When I woke up, she was reading. I knew then that she, like me, was a scientist, for she was reading the latest issue of Nature, the preeminent science weekly. I just read the same issue. I said to her that there was an amazing report in that issue that some people had managed to turn adult human cells into pluripotent stem cells. She paused her reading and looked at me for a second, without saying anything. Then she said yes, it was a real breakthrough. The ice was broken.

She was a Ph.D. student in the University of Pennsylvania, in the department of chemical engineering. She was writing her thesis on computer simulation of amyloid formation, and was visiting her collaborator in Princeton. She said it was quite boring. She felt that she was wasting her life doing things that she didn't believe in, while other people were doing great things like making stem cells out of human skin. She said that she went into science with illusions of grandeur, but all there seemed to be for her was mediocrity.

I assured her that it was fine. I told her that it could be mathematically proven that at least 90% of people wouldn't make it into the top 10%. I told her that research was just another profession, above all one should find a high-paying employer.

The train stopped, a few people at the far end of the car got off. But no one stirred near us.

She said that she had dreams of doing great science. She had ideas of unifying biology into a theoretical framework like physics. She had hoped to invent cure for a disease. But that was before graduate school. Now she only wanted to publish as many papers as she could, so that she could eventually find a faculty position in a decent school.

She said that these days the number of publications alone does not count. Nor does the quality of the science. What matters is where one publishes. You are nobody if you haven't published in Science or Nature. She had just submitted a paper to Science, after it was first rejected by Nature. If Science would reject it, she was going to try Cell, Proceedings of the National Academy of Sciences, Plos Biology, Physical Review Letters, Biophysical Journal, in that order.

"Last time my paper ended up in PRL. It is like a dumpster and pretty much publishes any biological paper written by physicists." She said. "This time I hope I can at least get into Plos Biology."

I told her that I had a paper initially submitted to Science but it ended up in American Journal of Physics. She laughed. She thought that I made up the name of the journal. I didn't.

We both felt that bitter irony. We doubt the scientific merit of our own work, therefore we seek vindication by trying to publish it in high-profile journals. We are content with the illusion of doing great science as long as others get the same illusion about us. We are happy fooling ourselves as long as we can fool others. There is no need for true greatness as long as we put up a great front.

We griped more about the status quo of science. We felt trapped.

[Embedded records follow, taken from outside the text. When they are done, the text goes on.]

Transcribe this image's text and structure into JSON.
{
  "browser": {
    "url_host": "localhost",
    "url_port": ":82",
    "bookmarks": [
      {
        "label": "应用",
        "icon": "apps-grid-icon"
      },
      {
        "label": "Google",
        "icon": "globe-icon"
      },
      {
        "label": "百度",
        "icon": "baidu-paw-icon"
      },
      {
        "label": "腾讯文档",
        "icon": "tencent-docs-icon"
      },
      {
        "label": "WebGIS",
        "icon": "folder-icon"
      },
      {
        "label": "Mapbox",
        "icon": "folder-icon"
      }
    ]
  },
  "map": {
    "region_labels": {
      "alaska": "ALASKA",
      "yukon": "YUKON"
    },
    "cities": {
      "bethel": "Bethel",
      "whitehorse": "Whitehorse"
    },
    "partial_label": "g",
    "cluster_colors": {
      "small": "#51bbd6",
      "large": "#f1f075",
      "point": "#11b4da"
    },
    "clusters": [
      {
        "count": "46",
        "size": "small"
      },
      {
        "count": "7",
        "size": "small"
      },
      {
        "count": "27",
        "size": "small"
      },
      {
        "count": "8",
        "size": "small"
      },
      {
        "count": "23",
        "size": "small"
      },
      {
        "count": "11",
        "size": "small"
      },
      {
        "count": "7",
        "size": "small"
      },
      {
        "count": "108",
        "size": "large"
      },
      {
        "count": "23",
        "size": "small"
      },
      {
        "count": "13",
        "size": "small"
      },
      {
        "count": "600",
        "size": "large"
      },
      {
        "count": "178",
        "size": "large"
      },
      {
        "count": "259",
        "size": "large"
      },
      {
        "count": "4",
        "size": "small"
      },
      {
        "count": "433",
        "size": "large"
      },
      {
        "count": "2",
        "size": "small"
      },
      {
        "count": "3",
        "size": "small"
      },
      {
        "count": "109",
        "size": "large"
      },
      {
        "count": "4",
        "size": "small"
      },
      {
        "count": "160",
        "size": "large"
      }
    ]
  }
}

Then for a minute we were both silent. We looked into each other's eyes and knew that we shared the same sadness, that we were tormented by the same self-pity of unfulfilled lives. Suddenly it was unbearable. Our sadness reflected in each other's eyes began to multiply, like a tortured soul standing between two mirrors. We both looked away. Then she turned to me and took my hand into hers. It should have surprised me but it didn't. It was company in shared misery. Our eyes met again, but in them lust had taken place of sadness. She kept her eyes open until our lips touched. She lead my hand onto her breasts and then let it go. I slided my hand underneath the bra and felt her flesh, pulsating with the movement of the train. Then her hand sought me. When she touched it, it answered. She leaned against me so that her body covered both our hands. My hand glided down her body and found her wetness. A moan. We breathed heavily. Crushing every sound of ours was the noise of the train. All around the train was emptiness. Except for the lamp posts that threw fleeting patches of light over us. Sometimes her hand halted, withdrew, hesitated, afraid, expectant. Then it came back. Her grip tightened as I tapped her intensifying wetness. Then the train stopped. More people got off the train. The conductor walked through the aisle. Her body left mine. We knew it was over. The sorrow had returned to us, the sorrow of feeling cheated by our circumstances, the sorrow of missed lives that could have been. More stops in endless emptiness. We pretended to sleep. When the train arrived in Philadelphia we parted like strangers.